Translating that debate to hybrid or fully WFH gets even more tricky. There might be good business reasons for tracking activity (example: monitoring email and messaging platform use to ensure there’s no data leakage), but it’s still an exercise in trust management…:
One year ago, as countless employees settled into new routines for working from home (WFH), a Reddit user shared a video online of a strange contraption: A wire coat hanger bent out of shape, one side gripping an external USB mouse, the other side latched onto an oscillating fan. As the fan swished left and then right, so, too, did the USB mouse.
What was the point?

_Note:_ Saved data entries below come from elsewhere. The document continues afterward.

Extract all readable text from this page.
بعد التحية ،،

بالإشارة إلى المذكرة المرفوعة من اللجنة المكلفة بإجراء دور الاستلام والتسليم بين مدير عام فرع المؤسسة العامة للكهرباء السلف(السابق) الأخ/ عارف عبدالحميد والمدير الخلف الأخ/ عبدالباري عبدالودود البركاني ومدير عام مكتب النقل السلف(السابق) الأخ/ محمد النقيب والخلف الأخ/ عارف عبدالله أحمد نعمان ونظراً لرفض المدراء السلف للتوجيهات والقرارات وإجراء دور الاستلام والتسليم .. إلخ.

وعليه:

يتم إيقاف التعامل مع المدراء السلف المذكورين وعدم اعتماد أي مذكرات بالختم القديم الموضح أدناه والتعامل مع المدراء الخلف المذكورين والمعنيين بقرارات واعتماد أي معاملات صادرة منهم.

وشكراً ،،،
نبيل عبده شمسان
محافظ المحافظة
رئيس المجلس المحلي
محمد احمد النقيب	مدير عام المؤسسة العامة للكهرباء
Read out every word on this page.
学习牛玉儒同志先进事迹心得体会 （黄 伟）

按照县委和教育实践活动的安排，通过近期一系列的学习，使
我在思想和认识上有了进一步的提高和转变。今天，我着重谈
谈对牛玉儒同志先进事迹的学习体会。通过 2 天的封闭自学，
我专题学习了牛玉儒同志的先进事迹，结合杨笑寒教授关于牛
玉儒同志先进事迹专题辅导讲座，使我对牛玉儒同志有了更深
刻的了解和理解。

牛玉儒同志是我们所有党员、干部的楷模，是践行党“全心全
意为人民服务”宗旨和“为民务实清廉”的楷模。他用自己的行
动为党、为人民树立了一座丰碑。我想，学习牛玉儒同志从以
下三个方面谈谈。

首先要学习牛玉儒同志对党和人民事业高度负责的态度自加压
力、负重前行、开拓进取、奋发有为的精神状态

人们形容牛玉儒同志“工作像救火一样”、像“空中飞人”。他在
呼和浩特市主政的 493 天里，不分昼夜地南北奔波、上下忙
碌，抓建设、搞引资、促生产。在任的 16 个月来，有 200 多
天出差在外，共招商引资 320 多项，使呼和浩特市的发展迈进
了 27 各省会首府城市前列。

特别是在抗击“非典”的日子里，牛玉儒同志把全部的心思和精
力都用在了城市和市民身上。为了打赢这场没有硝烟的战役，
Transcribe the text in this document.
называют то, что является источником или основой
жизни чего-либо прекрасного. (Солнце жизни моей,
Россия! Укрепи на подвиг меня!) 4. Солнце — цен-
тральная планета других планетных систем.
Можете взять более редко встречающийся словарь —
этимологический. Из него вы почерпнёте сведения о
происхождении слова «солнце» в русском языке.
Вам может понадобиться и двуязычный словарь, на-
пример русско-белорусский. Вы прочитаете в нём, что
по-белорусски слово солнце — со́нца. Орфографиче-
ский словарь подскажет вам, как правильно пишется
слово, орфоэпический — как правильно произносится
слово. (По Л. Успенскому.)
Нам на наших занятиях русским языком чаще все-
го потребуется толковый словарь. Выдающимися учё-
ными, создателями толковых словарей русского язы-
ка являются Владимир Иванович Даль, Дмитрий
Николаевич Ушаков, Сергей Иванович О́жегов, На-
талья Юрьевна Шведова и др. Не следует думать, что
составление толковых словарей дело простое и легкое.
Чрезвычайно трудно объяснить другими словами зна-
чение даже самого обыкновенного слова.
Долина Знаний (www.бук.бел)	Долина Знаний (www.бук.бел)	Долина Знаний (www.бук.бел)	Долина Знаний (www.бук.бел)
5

The device, the Reddit user suggested, was a low-tech defense against workplace surveillance.
“WFH Tip #2: How to always appear online,” read the video’s title.
This laughable attempt to subvert digital workplace monitoring was a bit of a joke, but the video spotlighted an unfortunate reality facing WFH employees today. Rather than being trusted to accomplish their jobs out of physical view, a startling number of employees are being tracked and measured through privacy-invasive software which can surveil their web browsing habits, track their app usage, monitor their screen time—periodically capturing screen images—and even transcribe their phone calls.
The fascination with digital workplace surveillance software—sometimes called “bossware”—is increasing, according to a recent survey funded by ExpressVPN, in collaboration with Pollfish. Of the 2,000 employers surveyed, 57 percent “implemented employee monitoring software in the past six months.” Of those that had not deployed such software, 59 percent said they were “very or somewhat likely” to do so in the future.
But employers should caution themselves against likely pushback, as employees in the survey repeatedly expressed contempt for the tools and the behavior it enabled.